The Devil has spoken to me. Appearing out of books, comics, and TV shows, he’s there wherever I look. And he has a single consistent message.
He says that he’s not such a bad guy after all.
Most of us know the classic version of the Devil, drawn out of the theology of Abrahamic religions. He’s the ultimate embodiment of evil, a force for darkness tempting us to do wrong. His story didn’t feature much in my liberal religious upbringing, but I knew about him from the surrounding culture. He was evil personified.
This is a Devil to fit a binary universe. Good and evil are sharply differentiated and clearly defined. God and Satan represent that division and show us two different, entirely incompatible paths. A black and white world.
The Devil You Know
But now, when I’m more exposed to images of the devil than ever before, they’re very different from that old school Satan.
There’s the Lucifer of Gillen and McKelvie’s The Wicked + the Divine, one stylish god out of a dozen, more concerned with a good time than with changing humanity’s fate.
There’s Morningstar in Alliette de Bodard’s The House of Shattered Wings, looking out for his followers amid a tangle of dark politics.
There’s the Lucifer of the TV show, as adapted from the comic books of the same name. The comic version is a metaphysical rebel, the small screen one a playful rogue.
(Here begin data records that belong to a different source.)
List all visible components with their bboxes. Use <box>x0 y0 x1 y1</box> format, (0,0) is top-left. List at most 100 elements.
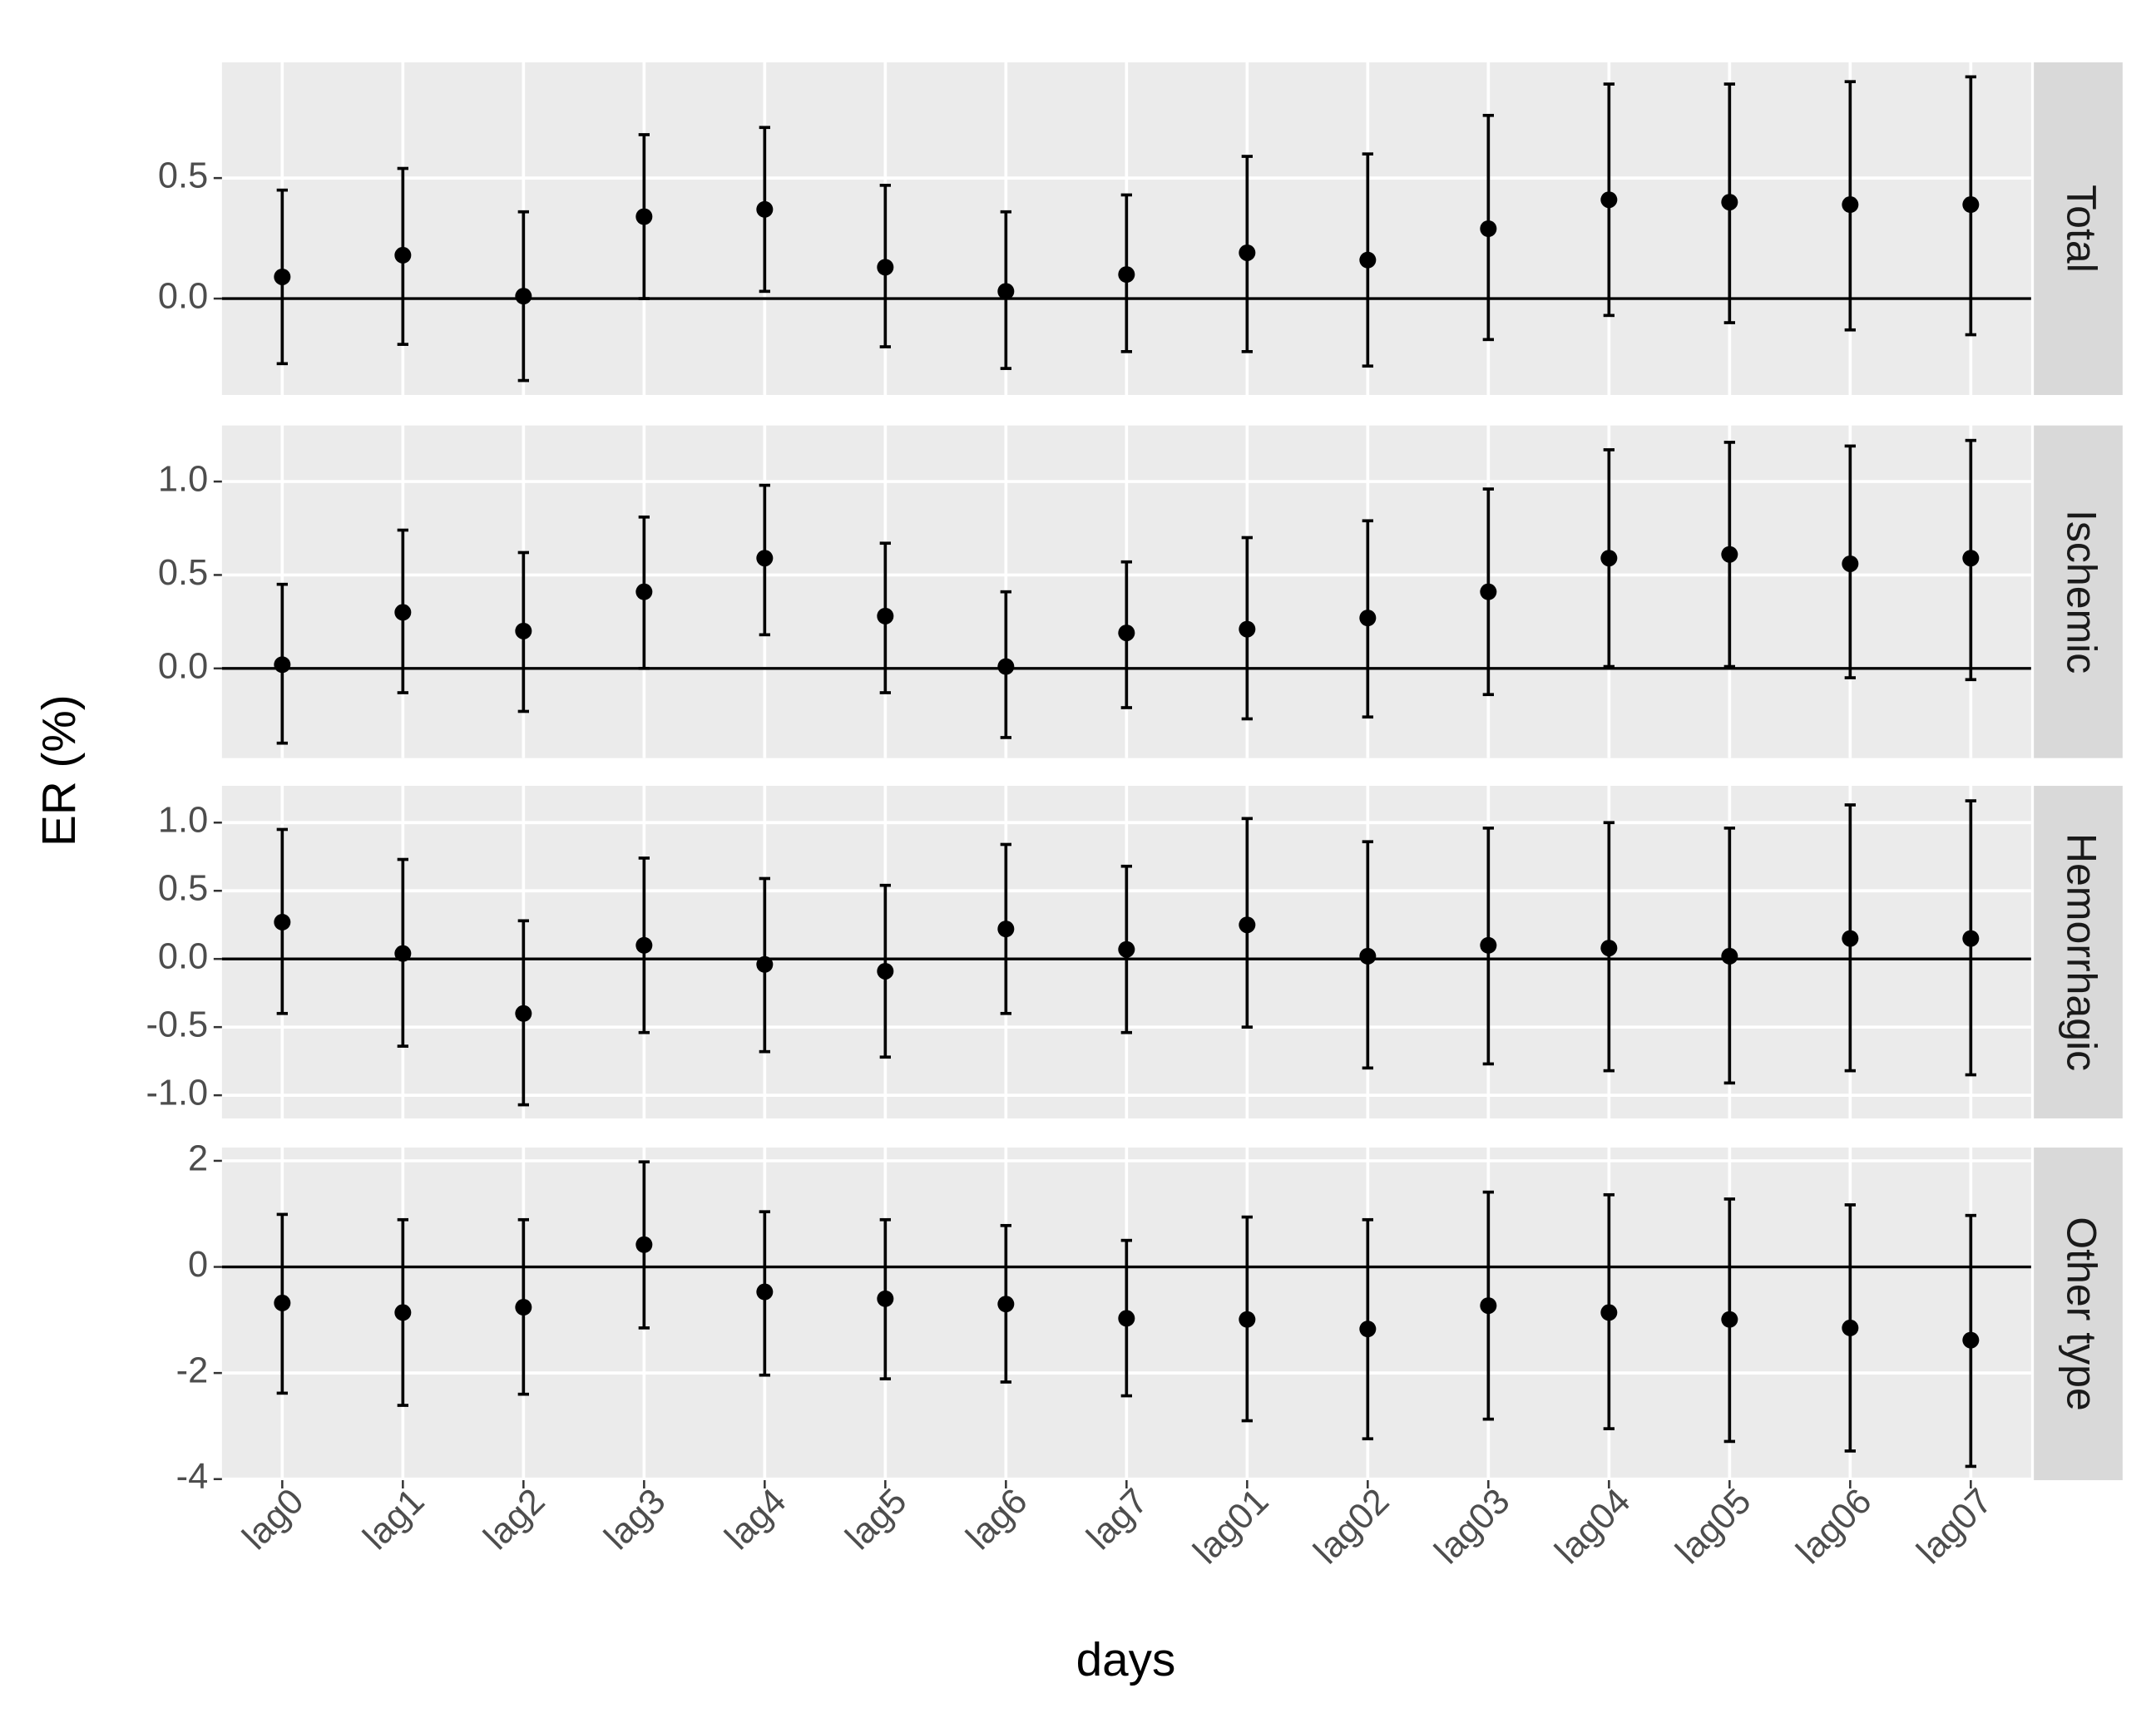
point <box>756 550 774 567</box>
y-tick-label: 0.0 <box>158 937 208 977</box>
point <box>1239 244 1256 261</box>
strip-background <box>2034 425 2123 758</box>
x-tick-label: lag05 <box>1669 1481 1759 1572</box>
point <box>1359 251 1377 269</box>
point <box>1480 936 1497 954</box>
point <box>1480 220 1497 237</box>
point <box>515 1005 532 1022</box>
point <box>1600 191 1618 209</box>
point <box>756 955 774 973</box>
point <box>997 658 1015 675</box>
strip-label: Total <box>2058 185 2104 273</box>
point <box>1118 624 1135 642</box>
point <box>635 208 653 225</box>
point <box>1600 550 1618 567</box>
point <box>394 1304 412 1321</box>
point <box>877 607 894 624</box>
point <box>1600 940 1618 957</box>
point <box>515 1299 532 1316</box>
x-tick-label: lag02 <box>1307 1481 1397 1572</box>
x-tick-label: lag6 <box>959 1481 1036 1557</box>
point <box>1962 196 1980 214</box>
point <box>1721 194 1738 211</box>
point <box>1721 947 1738 965</box>
point <box>1359 947 1377 965</box>
point <box>997 1296 1015 1313</box>
point <box>877 259 894 276</box>
strip-label: Ischemic <box>2058 510 2104 674</box>
x-tick-label: lag04 <box>1548 1481 1639 1572</box>
point <box>1239 620 1256 638</box>
y-axis-title: ER (%) <box>33 694 86 847</box>
point <box>756 200 774 218</box>
point <box>997 283 1015 300</box>
point <box>1118 266 1135 284</box>
point <box>1842 196 1859 214</box>
point <box>877 962 894 980</box>
point <box>635 1236 653 1253</box>
y-tick-label: 0.5 <box>158 156 208 196</box>
point <box>1480 1297 1497 1315</box>
point <box>1962 550 1980 567</box>
point <box>274 268 291 285</box>
x-axis-title: days <box>1076 1634 1176 1686</box>
point <box>1118 1310 1135 1327</box>
x-tick-label: lag01 <box>1186 1481 1277 1572</box>
y-tick-label: 0.5 <box>158 553 208 593</box>
y-tick-label: 1.0 <box>158 460 208 500</box>
point <box>1721 1311 1738 1328</box>
strip-background <box>2034 786 2123 1118</box>
y-tick-label: -4 <box>176 1457 209 1497</box>
point <box>515 288 532 305</box>
y-tick-label: -1.0 <box>146 1074 208 1113</box>
x-tick-label: lag4 <box>718 1481 794 1557</box>
point <box>1359 1321 1377 1338</box>
x-tick-label: lag7 <box>1080 1481 1156 1557</box>
point <box>1962 1331 1980 1349</box>
point <box>1842 1319 1859 1336</box>
x-tick-label: lag5 <box>838 1481 915 1557</box>
strip-label: Other type <box>2058 1217 2104 1410</box>
point <box>1118 940 1135 958</box>
point <box>515 622 532 639</box>
point <box>394 945 412 962</box>
y-tick-label: -0.5 <box>146 1005 208 1045</box>
x-tick-label: lag07 <box>1910 1481 2000 1572</box>
y-tick-label: 2 <box>188 1138 208 1178</box>
x-tick-label: lag03 <box>1427 1481 1518 1572</box>
point <box>1480 583 1497 600</box>
point <box>1359 610 1377 627</box>
y-tick-label: 1.0 <box>158 801 208 841</box>
x-tick-label: lag2 <box>477 1481 553 1557</box>
point <box>274 656 291 674</box>
point <box>1239 1311 1256 1328</box>
point <box>274 1294 291 1311</box>
x-tick-label: lag1 <box>356 1481 433 1557</box>
point <box>1600 1304 1618 1321</box>
strip-background <box>2034 62 2123 395</box>
point <box>1239 916 1256 934</box>
x-tick-label: lag06 <box>1789 1481 1880 1572</box>
y-tick-label: 0.5 <box>158 869 208 909</box>
point <box>274 913 291 931</box>
point <box>877 1290 894 1307</box>
point <box>635 936 653 954</box>
point <box>1962 930 1980 947</box>
point <box>394 246 412 264</box>
strip-label: Hemorrhagic <box>2058 833 2104 1071</box>
point <box>756 1283 774 1301</box>
point <box>1842 555 1859 572</box>
point <box>997 921 1015 938</box>
strip-background <box>2034 1148 2123 1480</box>
y-tick-label: 0.0 <box>158 277 208 317</box>
point <box>1842 930 1859 947</box>
y-tick-label: 0 <box>188 1245 208 1285</box>
y-tick-label: 0.0 <box>158 646 208 686</box>
point <box>394 604 412 621</box>
x-tick-label: lag3 <box>597 1481 674 1557</box>
x-tick-label: lag0 <box>235 1481 312 1557</box>
y-tick-label: -2 <box>176 1351 209 1391</box>
point <box>635 583 653 600</box>
point <box>1721 545 1738 563</box>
There are temptations and deals with the devil, but they’re using about having fun, not bringing ruin.
The Devil I hear calling out from me from these stories seems pretty reasonable. So has he completely changed?
Lost and Found
That probably depends on what you mean by “changed”.
Milton’s Paradise Lost first popularised sympathy for the Devil. His Satan was a baddy, but he was a sympathetic one. He had more reason for his actions than “this is the embodiment of badness”. Milton might have argued that what he showed was implicit in the old texts, that a more nuanced Satan was waiting to be found. True or not, it’s a theme that many others have run with.
In the modern world, many of us are uncomfortable with clear-cut truths. The horrors of two world wars, followed by the philosophical wrecking ball of postmodernism, showed us a world that isn’t divided into black and white. We see rebellion as a good thing, not a danger to society and our souls. And once the Devil starts looking like a hero, it’s not a big stretch to these modern portrayals. His interest in pleasure, defiance, and even temptation can become liberating virtues. This Devil is on our side.
All the Angels
I’m sure people are still writing stories with the old version of the fallen angel. After all, there are people who believe in old-school Old Testament Christianity. But they aren’t the mainstream anymore, and so neither is their Lucifer. A new version calls out to us from page and screen. Apparently, he’s not such a bad guy.
But then, that is what he would say, isn’t it?